Interkoneksi Jaringan ASEAN Menjadi Awal Capai Ketahanan Energi Terbarukan di Regional

Jakarta, 13 Juni 2023 –  Dalam rangka mencapai keamanan energi yang berkelanjutan dan menghadapi tantangan perubahan iklim global, Indonesia dalam keketuaan di ASEAN pada 2023 perlu memainkan peran kepemimpinan yang kuat dalam upaya dekarbonisasi sektor energi di kawasan Asia Tenggara. Institute for Essential Services Reform (IESR) memandang Indonesia dapat mempererat kerja sama dan kolaborasi regional dalam hal inovasi, teknologi, dan penelitian di bidang energi terbarukan serta mendorong kebijakan yang jelas dan menarik untuk peningkatan investasi di sektor energi terbarukan.

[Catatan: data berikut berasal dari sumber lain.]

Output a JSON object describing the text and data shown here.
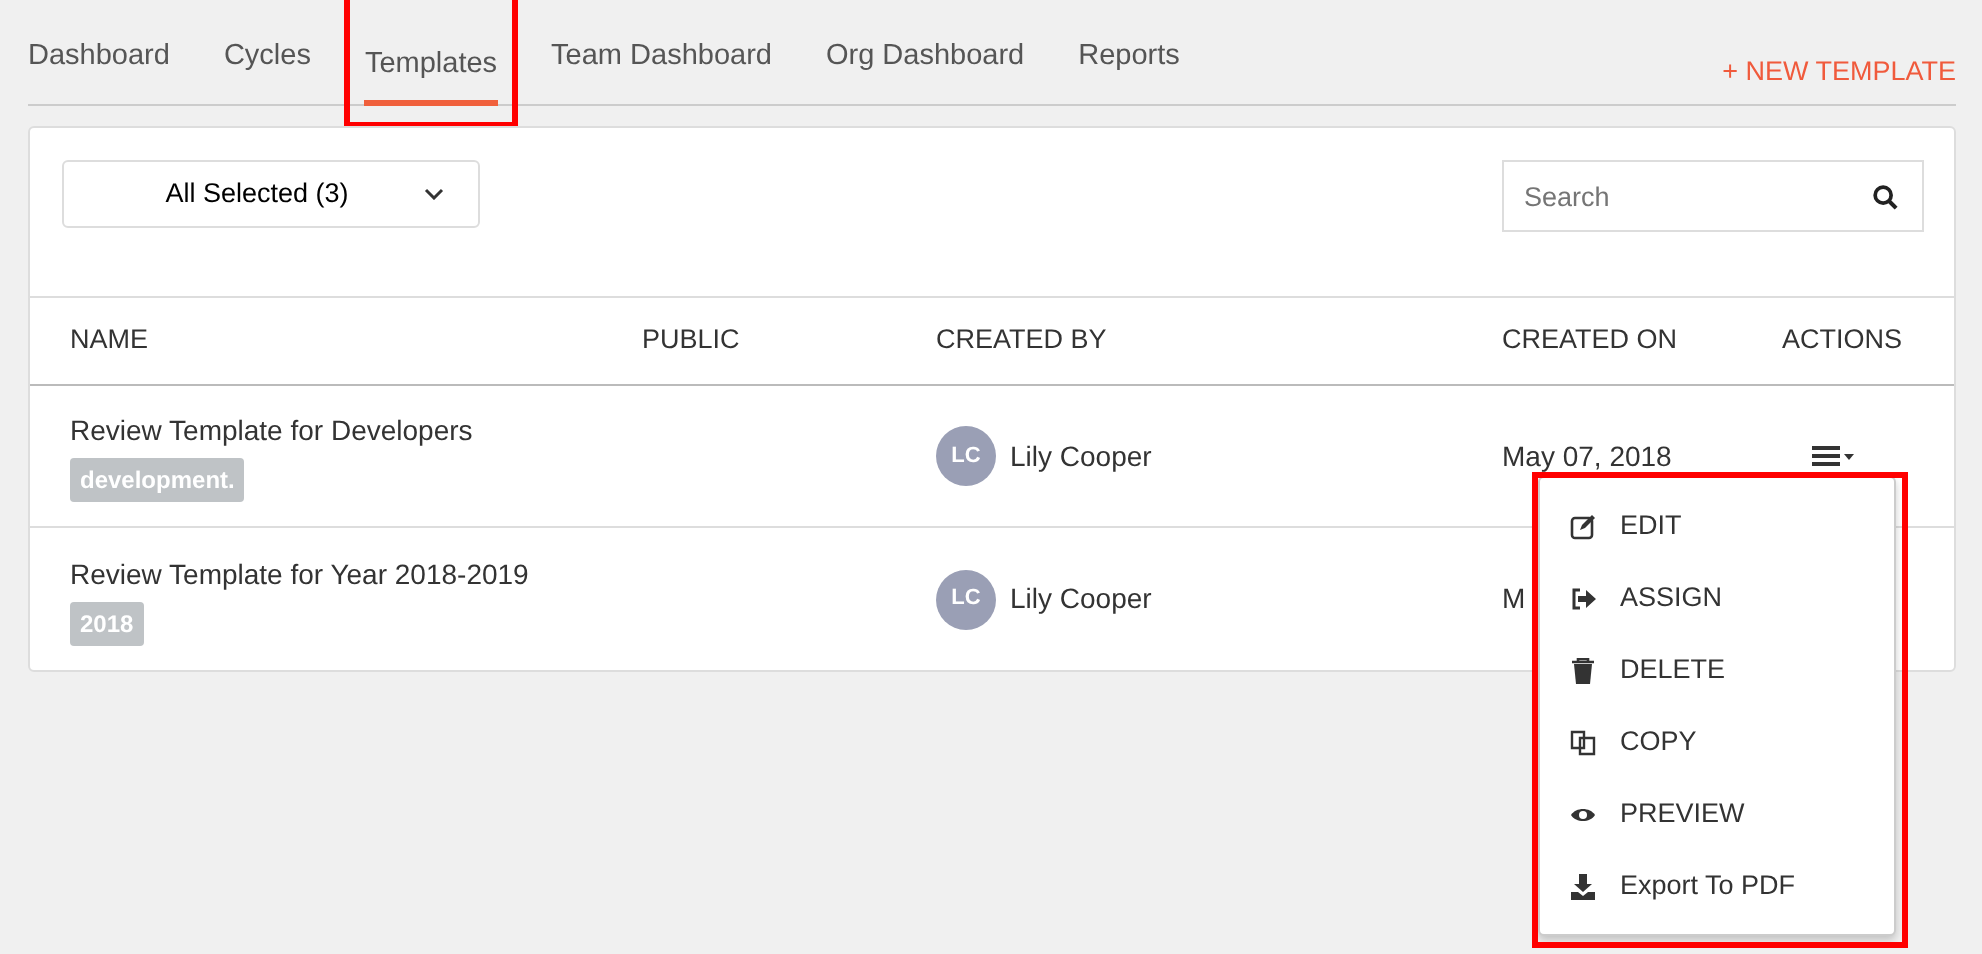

Sebagai kawasan, ASEAN telah berkomitmen untuk mencapai target 23% bauran energi terbarukan dalam energi primer dan 35% kapasitas energi terbarukan terpasang pada 2025. Selain itu, untuk memperluas perdagangan listrik regional, mengintegrasikan jaringan listrik kawasan dan memperkuat keandalan jaringan listrik, ASEAN sedang membangun ASEAN Power Grid (APG).

Direktur Eksekutif Institute for Essential Services Reform (IESR), Fabby Tumiwa, memaparkan bahwa proyek interkoneksi jaringan ASEAN melalui ASEAN Power Grid (APG) dapat menjadi titik mula bagi negara-negara ASEAN untuk dapat meningkatkan kapasitas energi terbarukan dalam sektor kelistrikan dan mulai beralih dari ketergantungan energi fosil. Kepemimpinan Indonesia di ASEAN 2023 dengan salah satu fokus utama ketahanan energi berkelanjutan (sustainable energy security) hendaknya dimanfaatkan untuk mendorong negara-negara anggota ASEAN untuk mulai fokus pada upaya dekarbonisasi sistem energinya. 

“Indonesia memiliki kesempatan memimpin ASEAN untuk melakukan transisi energi, meningkatkan bauran energi terbarukan dan mengurangi energi fosil. Indonesia telah memberikan contoh bagi negara-negara ASEAN lainnya untuk memiliki target transisi energi yang lebih ambisius selaras dengan dengan Paris Agreement. Salah satunya adalah mendorong negara-negara ASEAN untuk melakukan pengakhiran operasi PLTU batubara sebelum 2050 dan juga mendorong kesepakatan antara dengan negara-negara ASEAN untuk membangun industri sel dan modul surya dan penyimpan energi (battery),” terang Fabby Tumiwa. 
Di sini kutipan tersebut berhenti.